Profit fell to NZ$3.1 million, or 1.43 cents a share in the 26 weeks ended July 27, from NZ$10.5 million, or 4.89 cents a year earlier, the company said in a statement. Sales fell 4.4% to NZ$182 million.

The results are at the top end of the NZ$2 million to NZ$3 million range the retailer cut its forecast to in June and reflect weak consumer confidence in a shrinking economy, it said today. Managing director Rod Duke predicts some recovery in the second half, with profit similar to the NZ$11.9 million it earned in the same period last year.

"The widely reported downturn in consumer confidence affected by steep increases in basic cost of living, petrol and bank interest rates, has hit retailers hard," Duke said. "Consumers are watching what they spend very carefully."

The shares were unchanged at 93 cents and have dropped 38% this year, lagging behind the NZX 50 Index's 20% decline. The company will pay an interim dividend of one cent a share, down from 3.5 cents a year earlier.
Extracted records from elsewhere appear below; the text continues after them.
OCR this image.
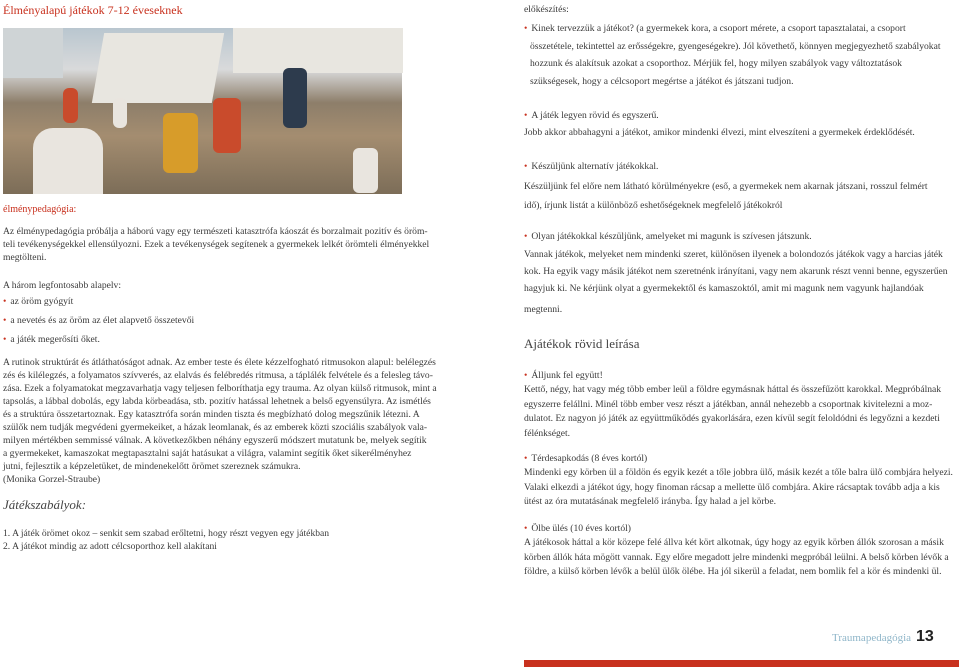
Élményalapú játékok 7-12 éveseknek
élménypedagógia:

Az élménypedagógia próbálja a háború vagy egy természeti katasztrófa káoszát és borzalmait pozitív és öröm-

teli tevékenységekkel ellensúlyozni. Ezek a tevékenységek segítenek a gyermekek lelkét örömteli élményekkel

megtölteni.

A három legfontosabb alapelv:

• az öröm gyógyít

• a nevetés és az öröm az élet alapvető összetevői

• a játék megerősíti őket.

A rutinok struktúrát és átláthatóságot adnak. Az ember teste és élete kézzelfogható ritmusokon alapul: belélegzés

zés és kilélegzés, a folyamatos szívverés, az elalvás és felébredés ritmusa, a táplálék felvétele és a felesleg távo-

zása. Ezek a folyamatokat megzavarhatja vagy teljesen felboríthatja egy trauma. Az olyan külső ritmusok, mint a

tapsolás, a lábbal dobolás, egy labda körbeadása, stb. pozitív hatással lehetnek a belső egyensúlyra. Az ismétlés

és a struktúra összetartoznak. Egy katasztrófa során minden tiszta és megbízható dolog megszűnik létezni. A

szülők nem tudják megvédeni gyermekeiket, a házak leomlanak, és az emberek közti szociális szabályok vala-

milyen mértékben semmissé válnak. A következőkben néhány egyszerű módszert mutatunk be, melyek segítik

a gyermekeket, kamaszokat megtapasztalni saját hatásukat a világra, valamint segítik őket sikerélményhez

jutni, fejlesztik a képzeletüket, de mindenekelőtt örömet szereznek számukra.

(Monika Gorzel-Straube)

Játékszabályok:

1. A játék örömet okoz – senkit sem szabad erőltetni, hogy részt vegyen egy játékban

2. A játékot mindig az adott célcsoporthoz kell alakítani

előkészítés:

• Kinek tervezzük a játékot? (a gyermekek kora, a csoport mérete, a csoport tapasztalatai, a csoport

összetétele, tekintettel az erősségekre, gyengeségekre). Jól követhető, könnyen megjegyezhető szabályokat

hozzunk és alakítsuk azokat a csoporthoz. Mérjük fel, hogy milyen szabályok vagy változtatások

szükségesek, hogy a célcsoport megértse a játékot és játszani tudjon.

• A játék legyen rövid és egyszerű.
Jobb akkor abbahagyni a játékot, amikor mindenki élvezi, mint elveszíteni a gyermekek érdeklődését.
• Készüljünk alternatív játékokkal.

Készüljünk fel előre nem látható körülményekre (eső, a gyermekek nem akarnak játszani, rosszul felmért

idő), írjunk listát a különböző eshetőségeknek megfelelő játékokról

• Olyan játékokkal készüljünk, amelyeket mi magunk is szívesen játszunk.

Vannak játékok, melyeket nem mindenki szeret, különösen ilyenek a bolondozós játékok vagy a harcias játék

kok. Ha egyik vagy másik játékot nem szeretnénk irányítani, vagy nem akarunk részt venni benne, egyszerűen

hagyjuk ki. Ne kérjünk olyat a gyermekektől és kamaszoktól, amit mi magunk nem vagyunk hajlandóak

megtenni.

Ajátékok rövid leírása
• Álljunk fel együtt!

Kettő, négy, hat vagy még több ember leül a földre egymásnak háttal és összefűzött karokkal. Megpróbálnak

egyszerre felállni. Minél több ember vesz részt a játékban, annál nehezebb a csoportnak kivitelezni a moz-

dulatot. Ez nagyon jó játék az együttműködés gyakorlására, ezen kívül segít feloldódni és legyőzni a kezdeti

félénkséget.

• Térdesapkodás (8 éves kortól)

Mindenki egy körben ül a földön és egyik kezét a tőle jobbra ülő, másik kezét a tőle balra ülő combjára helyezi.

Valaki elkezdi a játékot úgy, hogy finoman rácsap a mellette ülő combjára. Akire rácsaptak tovább adja a kis

ütést az óra mutatásának megfelelő irányba. Így halad a jel körbe.

• Ölbe ülés (10 éves kortól)

A játékosok háttal a kör közepe felé állva két kört alkotnak, úgy hogy az egyik körben állók szorosan a másik

körben állók háta mögött vannak. Egy előre megadott jelre mindenki megpróbál leülni. A belső körben lévők a

földre, a külső körben lévők a belül ülők ölébe. Ha jól sikerül a feladat, nem bomlik fel a kör és mindenki ül.

Traumapedagógia 13
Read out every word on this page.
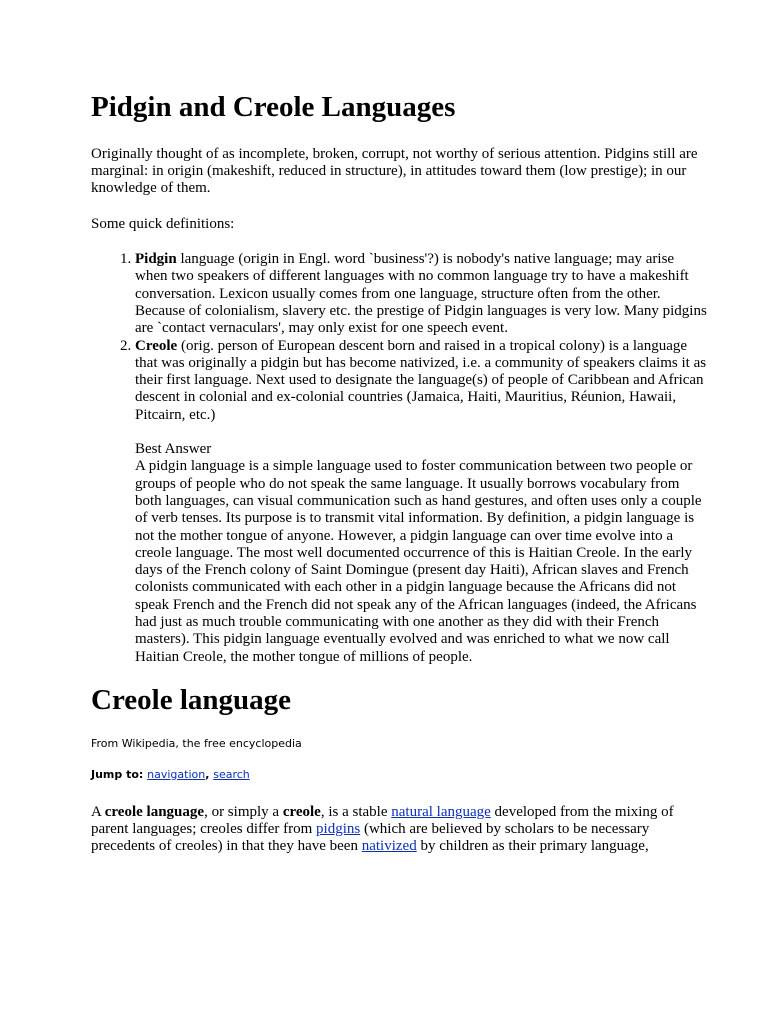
Pidgin and Creole Languages

Originally thought of as incomplete, broken, corrupt, not worthy of serious attention. Pidgins still are marginal: in origin (makeshift, reduced in structure), in attitudes toward them (low prestige); in our knowledge of them.

Some quick definitions:

1. Pidgin language (origin in Engl. word `business'?) is nobody's native language; may arise when two speakers of different languages with no common language try to have a makeshift conversation. Lexicon usually comes from one language, structure often from the other. Because of colonialism, slavery etc. the prestige of Pidgin languages is very low. Many pidgins are `contact vernaculars', may only exist for one speech event.
2. Creole (orig. person of European descent born and raised in a tropical colony) is a language that was originally a pidgin but has become nativized, i.e. a community of speakers claims it as their first language. Next used to designate the language(s) of people of Caribbean and African descent in colonial and ex-colonial countries (Jamaica, Haiti, Mauritius, Réunion, Hawaii, Pitcairn, etc.)

Best Answer

A pidgin language is a simple language used to foster communication between two people or groups of people who do not speak the same language. It usually borrows vocabulary from both languages, can visual communication such as hand gestures, and often uses only a couple of verb tenses. Its purpose is to transmit vital information. By definition, a pidgin language is not the mother tongue of anyone. However, a pidgin language can over time evolve into a creole language. The most well documented occurrence of this is Haitian Creole. In the early days of the French colony of Saint Domingue (present day Haiti), African slaves and French colonists communicated with each other in a pidgin language because the Africans did not speak French and the French did not speak any of the African languages (indeed, the Africans had just as much trouble communicating with one another as they did with their French masters). This pidgin language eventually evolved and was enriched to what we now call Haitian Creole, the mother tongue of millions of people.

Creole language
From Wikipedia, the free encyclopedia
Jump to: navigation, search

A creole language, or simply a creole, is a stable natural language developed from the mixing of parent languages; creoles differ from pidgins (which are believed by scholars to be necessary precedents of creoles) in that they have been nativized by children as their primary language,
Briscoe's gross margin percentage declined to 39.39% from 41.02%, reflecting price cuts during promotions and weaker consumer demand, it said.
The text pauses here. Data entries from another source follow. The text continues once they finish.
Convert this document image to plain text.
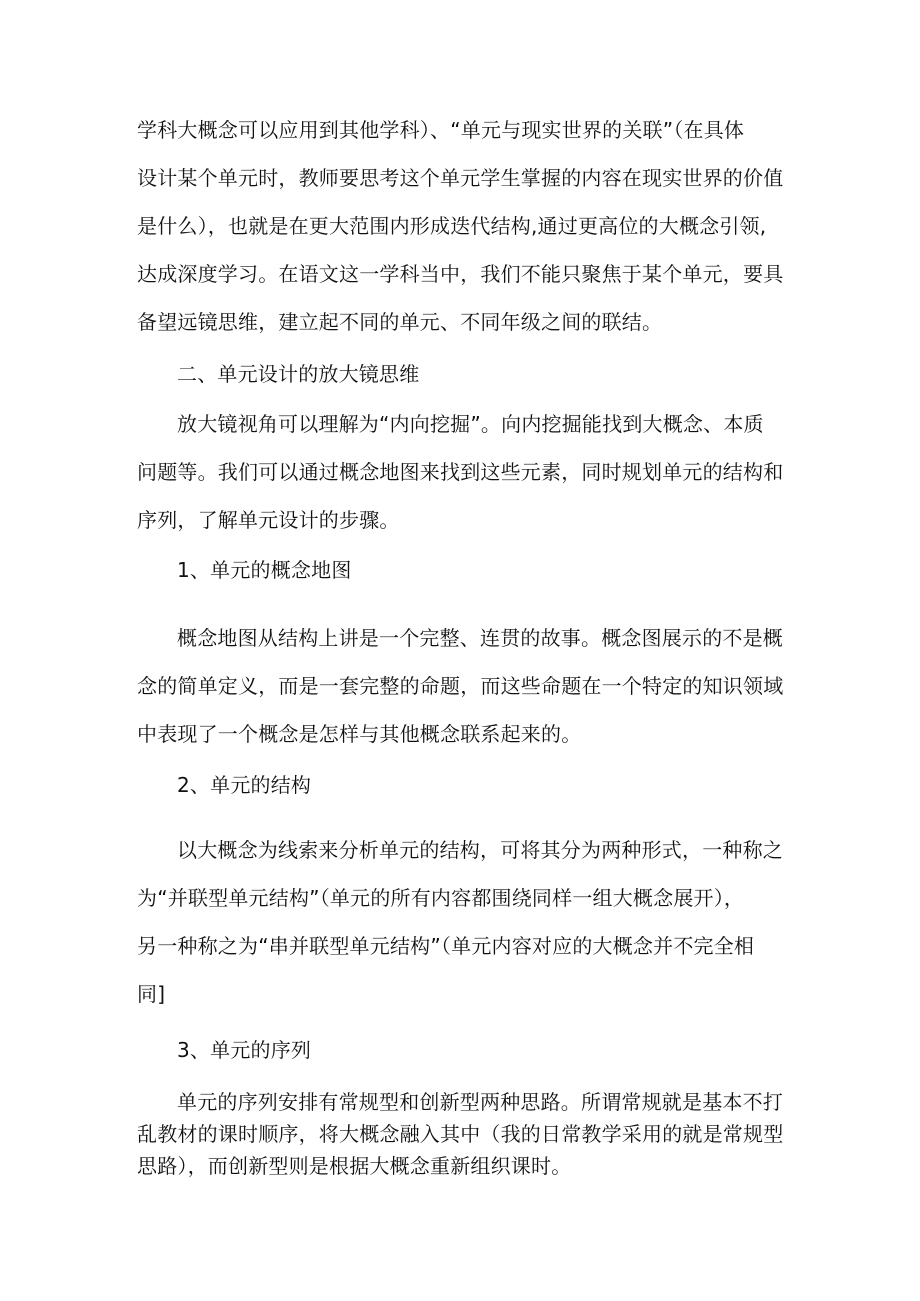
学科大概念可以应用到其他学科）、“单元与现实世界的关联”（在具体
设计某个单元时，教师要思考这个单元学生掌握的内容在现实世界的价值
是什么），也就是在更大范围内形成迭代结构,通过更高位的大概念引领,
达成深度学习。在语文这一学科当中，我们不能只聚焦于某个单元，要具
备望远镜思维，建立起不同的单元、不同年级之间的联结。
二、单元设计的放大镜思维
放大镜视角可以理解为“内向挖掘”。向内挖掘能找到大概念、本质
问题等。我们可以通过概念地图来找到这些元素，同时规划单元的结构和
序列，了解单元设计的步骤。
1、单元的概念地图
概念地图从结构上讲是一个完整、连贯的故事。概念图展示的不是概
念的简单定义，而是一套完整的命题，而这些命题在一个特定的知识领域
中表现了一个概念是怎样与其他概念联系起来的。
2、单元的结构
以大概念为线索来分析单元的结构，可将其分为两种形式，一种称之
为“并联型单元结构”（单元的所有内容都围绕同样一组大概念展开），
另一种称之为“串并联型单元结构”（单元内容对应的大概念并不完全相
同]
3、单元的序列
单元的序列安排有常规型和创新型两种思路。所谓常规就是基本不打
乱教材的课时顺序，将大概念融入其中（我的日常教学采用的就是常规型
思路），而创新型则是根据大概念重新组织课时。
Same-store homeware sales fell 4.6% while sporting goods sales fell 14.1%. Inventory levels at July 27 were NZ$65.2 million, up from NZ$64.9 million a year earlier, which the company said reflects a high level of control of inventory as it opened eight new stores.

"We believe the group is well placed to perform better in the second half of the year," Duke said. "Inventories have been carefully managed and costs continue to be controlled closely."